Ho già raccontato di come a Lagarde venne impedito, per ordine dell’accusatore pubblico, di vedere Madame Élisabeth la notte prima del processo. All’avvocato venne comunicato che la seduta era stata spostata e che quindi non vi era alcuna fretta di preparare la difesa. Lagarde, che in quel periodo a ragion veduta non si fidava nemmeno della propria ombra, si presentò ugualmente in Tribunale il giorno seguente dove, senza troppo sorprendersi, vi trovò Madame.
(Da leggere anche Il tragico destino di Madame Élisabeth, sorella di Louis XVI)

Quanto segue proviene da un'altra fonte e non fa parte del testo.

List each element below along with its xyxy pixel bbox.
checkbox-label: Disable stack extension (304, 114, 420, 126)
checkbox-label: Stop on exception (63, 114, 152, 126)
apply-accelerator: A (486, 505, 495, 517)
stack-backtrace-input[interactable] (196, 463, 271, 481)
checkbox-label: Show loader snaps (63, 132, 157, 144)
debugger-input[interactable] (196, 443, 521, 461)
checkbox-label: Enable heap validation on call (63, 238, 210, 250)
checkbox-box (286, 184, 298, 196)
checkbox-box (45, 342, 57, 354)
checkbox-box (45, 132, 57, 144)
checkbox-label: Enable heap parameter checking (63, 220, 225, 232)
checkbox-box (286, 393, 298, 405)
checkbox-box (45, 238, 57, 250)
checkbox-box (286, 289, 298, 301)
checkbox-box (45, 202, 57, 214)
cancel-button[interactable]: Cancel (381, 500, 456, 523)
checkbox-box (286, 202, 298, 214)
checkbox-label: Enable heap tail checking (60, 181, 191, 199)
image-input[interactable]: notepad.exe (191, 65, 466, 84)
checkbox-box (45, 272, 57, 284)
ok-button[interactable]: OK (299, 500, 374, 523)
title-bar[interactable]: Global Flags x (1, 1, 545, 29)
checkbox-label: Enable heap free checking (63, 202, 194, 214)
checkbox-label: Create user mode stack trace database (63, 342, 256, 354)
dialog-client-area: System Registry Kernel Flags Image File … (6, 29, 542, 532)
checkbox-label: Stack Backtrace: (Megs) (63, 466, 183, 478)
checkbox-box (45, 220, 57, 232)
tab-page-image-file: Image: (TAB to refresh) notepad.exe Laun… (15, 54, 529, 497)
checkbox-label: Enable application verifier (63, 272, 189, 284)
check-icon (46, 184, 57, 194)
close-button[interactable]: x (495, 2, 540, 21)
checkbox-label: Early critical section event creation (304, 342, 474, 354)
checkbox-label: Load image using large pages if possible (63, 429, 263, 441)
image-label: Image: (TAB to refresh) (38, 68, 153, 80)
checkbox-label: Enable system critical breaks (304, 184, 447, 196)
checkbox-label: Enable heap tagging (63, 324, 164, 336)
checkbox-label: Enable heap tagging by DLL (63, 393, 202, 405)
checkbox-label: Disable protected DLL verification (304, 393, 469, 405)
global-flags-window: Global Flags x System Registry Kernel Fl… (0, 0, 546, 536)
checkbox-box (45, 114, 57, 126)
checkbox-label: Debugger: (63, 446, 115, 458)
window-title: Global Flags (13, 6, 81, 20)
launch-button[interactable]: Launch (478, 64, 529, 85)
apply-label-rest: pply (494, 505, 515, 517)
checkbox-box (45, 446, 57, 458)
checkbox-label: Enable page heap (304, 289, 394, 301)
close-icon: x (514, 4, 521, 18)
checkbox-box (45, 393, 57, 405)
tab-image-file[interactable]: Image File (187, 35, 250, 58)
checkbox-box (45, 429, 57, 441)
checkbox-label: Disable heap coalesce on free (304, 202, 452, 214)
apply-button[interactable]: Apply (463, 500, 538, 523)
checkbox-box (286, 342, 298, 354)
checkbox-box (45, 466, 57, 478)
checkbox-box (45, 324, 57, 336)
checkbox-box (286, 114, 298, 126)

Per quale ragione Tinville si prese il disturbo? Perché impedire a Lagarde di preparare la difesa di Madame Élisabeth? Per mera perfidia? Certamente è possibile aspettarsi di tutto da quel “cuore tenero” di Tinville, eppure continuo a chiedermi, era necessario? La condanna non era forse, come le altre, già decisa in partenza? Le arringhe di Lagarde erano mai riuscite – specie in quegli ultimi mesi di folle anarchia – ad evitare la ghigliottina a chicchessia? No davvero e dunque, perché preoccuparsi al punto da tentare di non farlo nemmeno presenziare al processo? Per impedirgli di compromettersi definitivamente forse? Ma ciò significherebbe che Tinville intendesse evitare a Lagarde una morte certa!
Una manovra apparentemente spietata – e dunque ben vista dal fanatismo imperante – che celerebbe un intento affatto diverso… È un’ipotesi molto più interessante, ne converrete. Se qualcuno avesse la risposta, lo prego in ginocchio di scrivermi per farmela conoscere, altrimenti lasceremo il mistero alla storia.
Quel che è certo è che, negli anni a venire, si sentirà a ancora parlare di Lagarde, sia come avvocato che come monarchico convinto – benché agli inizi della Rivoluzione avesse partecipato con speranza e interesse al nuovo dibattito socio-politico e avesse persino lavorato a una bozza di Costituzione.
Sotto l’impero di Napoleone Bonaparte, l’avvocato si espose pericolosamente – ormai era abituato! – accettando di occuparsi della difesa dei monarchici e dei cospiratori nostalgici dell’Ancien Régime caduti in mano alla giustizia. Nonostante ciò, riuscì a guadagnarsi il rispetto anche della parte avversa, come quello dell’imperatrice Joséphine che domandò il suo consiglio al momento della separazione da Napoleone e lo stesso fece sua figlia, la regina Hortense.
Per il momento lascio riposare in pace Lagarde, dopo le fatiche non indifferenti che ha dovuto affrontare e se voleste fargli un saluto, l’ “avvocato della regina” riposa al cimitero di Montparnasse.